Denzler, the head of the manufacturers’ group, said the task force gets updates from the state about what is needed and where in a morning phone call every day.
Manufacturers, meanwhile, have offered help in various ways. Some are already producing items that are now in great demand, so they are looking for ways to increase production. Others volunteer to retool their factories to make supplies. Others offer food or money. And some, Denzler said, don’t know how to help but come to the task force to see what they can do. Often, the task force can find not-so-obvious needs that they can help address.

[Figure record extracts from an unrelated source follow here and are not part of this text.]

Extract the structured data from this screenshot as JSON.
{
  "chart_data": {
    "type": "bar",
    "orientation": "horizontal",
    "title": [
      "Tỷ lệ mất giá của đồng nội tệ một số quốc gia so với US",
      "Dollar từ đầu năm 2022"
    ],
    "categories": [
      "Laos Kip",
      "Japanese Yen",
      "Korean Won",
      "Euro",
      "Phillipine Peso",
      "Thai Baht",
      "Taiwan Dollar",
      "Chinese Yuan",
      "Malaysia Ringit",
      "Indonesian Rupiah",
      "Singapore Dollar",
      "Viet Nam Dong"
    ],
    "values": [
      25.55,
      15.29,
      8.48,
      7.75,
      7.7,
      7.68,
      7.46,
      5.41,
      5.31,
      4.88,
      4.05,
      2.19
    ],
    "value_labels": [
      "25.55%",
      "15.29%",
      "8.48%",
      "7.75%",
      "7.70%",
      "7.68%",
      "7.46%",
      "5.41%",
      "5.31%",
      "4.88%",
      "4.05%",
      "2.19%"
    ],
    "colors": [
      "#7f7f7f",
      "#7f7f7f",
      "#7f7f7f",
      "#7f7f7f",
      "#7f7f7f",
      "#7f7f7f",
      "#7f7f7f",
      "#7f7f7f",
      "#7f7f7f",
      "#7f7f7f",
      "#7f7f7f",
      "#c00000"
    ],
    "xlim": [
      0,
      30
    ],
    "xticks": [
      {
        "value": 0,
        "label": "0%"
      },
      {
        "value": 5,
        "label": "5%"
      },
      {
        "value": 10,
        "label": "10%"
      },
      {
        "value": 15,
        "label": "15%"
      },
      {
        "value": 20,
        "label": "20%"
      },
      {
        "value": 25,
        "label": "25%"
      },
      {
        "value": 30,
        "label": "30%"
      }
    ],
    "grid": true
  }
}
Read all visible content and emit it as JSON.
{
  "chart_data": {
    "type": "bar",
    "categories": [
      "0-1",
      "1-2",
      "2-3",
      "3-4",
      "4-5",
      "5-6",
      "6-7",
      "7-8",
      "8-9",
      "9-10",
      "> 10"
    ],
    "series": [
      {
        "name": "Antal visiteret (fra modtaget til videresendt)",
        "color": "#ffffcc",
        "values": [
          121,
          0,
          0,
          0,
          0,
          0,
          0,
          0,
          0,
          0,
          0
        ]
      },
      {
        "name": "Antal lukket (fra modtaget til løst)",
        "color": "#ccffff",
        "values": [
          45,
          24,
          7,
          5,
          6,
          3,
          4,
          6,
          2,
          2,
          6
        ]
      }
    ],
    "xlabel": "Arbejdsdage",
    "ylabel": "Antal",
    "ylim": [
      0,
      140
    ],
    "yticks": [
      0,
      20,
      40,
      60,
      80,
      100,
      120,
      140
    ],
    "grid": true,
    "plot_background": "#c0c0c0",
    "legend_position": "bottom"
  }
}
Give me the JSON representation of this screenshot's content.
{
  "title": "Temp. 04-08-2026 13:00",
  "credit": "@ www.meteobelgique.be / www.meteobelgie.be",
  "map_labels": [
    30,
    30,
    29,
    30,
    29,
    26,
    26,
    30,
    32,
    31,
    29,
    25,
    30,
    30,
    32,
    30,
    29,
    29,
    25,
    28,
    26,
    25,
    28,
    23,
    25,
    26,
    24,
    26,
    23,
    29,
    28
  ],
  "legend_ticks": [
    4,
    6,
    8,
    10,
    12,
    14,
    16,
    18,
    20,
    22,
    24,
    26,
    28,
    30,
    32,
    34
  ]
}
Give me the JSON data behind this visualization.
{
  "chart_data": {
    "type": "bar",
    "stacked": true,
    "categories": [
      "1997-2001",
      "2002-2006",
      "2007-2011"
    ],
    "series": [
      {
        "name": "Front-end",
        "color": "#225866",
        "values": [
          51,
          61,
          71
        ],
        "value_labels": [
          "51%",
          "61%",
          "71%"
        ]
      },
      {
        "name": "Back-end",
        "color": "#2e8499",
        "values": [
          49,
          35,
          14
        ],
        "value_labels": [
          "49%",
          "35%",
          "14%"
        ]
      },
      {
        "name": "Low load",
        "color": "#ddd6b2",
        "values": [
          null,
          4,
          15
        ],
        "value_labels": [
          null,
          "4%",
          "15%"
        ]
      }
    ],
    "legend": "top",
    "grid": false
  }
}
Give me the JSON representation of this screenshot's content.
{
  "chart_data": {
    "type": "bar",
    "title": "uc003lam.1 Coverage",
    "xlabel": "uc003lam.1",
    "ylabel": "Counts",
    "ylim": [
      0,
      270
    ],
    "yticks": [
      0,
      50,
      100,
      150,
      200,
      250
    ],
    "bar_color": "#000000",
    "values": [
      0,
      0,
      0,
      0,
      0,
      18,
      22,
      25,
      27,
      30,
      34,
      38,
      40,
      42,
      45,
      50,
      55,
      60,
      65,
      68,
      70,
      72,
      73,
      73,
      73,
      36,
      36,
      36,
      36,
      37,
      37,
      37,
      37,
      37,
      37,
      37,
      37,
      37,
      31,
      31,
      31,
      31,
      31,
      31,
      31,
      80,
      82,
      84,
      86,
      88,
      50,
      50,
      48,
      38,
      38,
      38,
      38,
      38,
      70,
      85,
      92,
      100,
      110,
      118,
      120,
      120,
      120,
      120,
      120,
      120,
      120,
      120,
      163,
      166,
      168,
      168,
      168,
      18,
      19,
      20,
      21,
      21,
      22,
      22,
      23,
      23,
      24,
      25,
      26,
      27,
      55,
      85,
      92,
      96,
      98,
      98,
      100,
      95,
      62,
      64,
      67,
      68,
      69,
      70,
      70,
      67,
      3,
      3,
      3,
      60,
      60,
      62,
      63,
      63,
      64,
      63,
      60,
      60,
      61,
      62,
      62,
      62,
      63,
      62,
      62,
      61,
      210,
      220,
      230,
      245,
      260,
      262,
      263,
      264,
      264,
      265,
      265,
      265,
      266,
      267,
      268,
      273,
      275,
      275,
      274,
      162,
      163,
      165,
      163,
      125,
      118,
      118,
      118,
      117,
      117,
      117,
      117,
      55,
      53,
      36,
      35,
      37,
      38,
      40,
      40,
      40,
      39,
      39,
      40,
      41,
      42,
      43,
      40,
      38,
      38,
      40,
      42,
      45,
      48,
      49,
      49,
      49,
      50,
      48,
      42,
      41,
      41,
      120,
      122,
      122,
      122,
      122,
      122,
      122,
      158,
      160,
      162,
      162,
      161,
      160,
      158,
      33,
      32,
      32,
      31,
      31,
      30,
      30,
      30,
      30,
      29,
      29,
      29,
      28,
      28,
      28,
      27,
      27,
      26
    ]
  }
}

The task force also helps businesses navigate state and federal regulations for the new products they want to start making. Almost anything going into a hospital or health care setting needs approval from the FDA, Denzler noted, and some companies don’t have adequate facilities – like on-site clean rooms, for example – that are needed to get FDA approval.
Denzler praised state leaders, including Pritzker and deputy governor Christian Mitchell, for being focused, transparent and in constant coordination with businesses about the state’s needs to cope with the pandemic.
He said coordinating the response has meant adapting to a “rapidly evolving and changing landscape.”
“I’ve never seen anything like this,” he said. “But it’s extremely heartening to see the number of companies that have stepped up to donate products, food, money or anything they can.”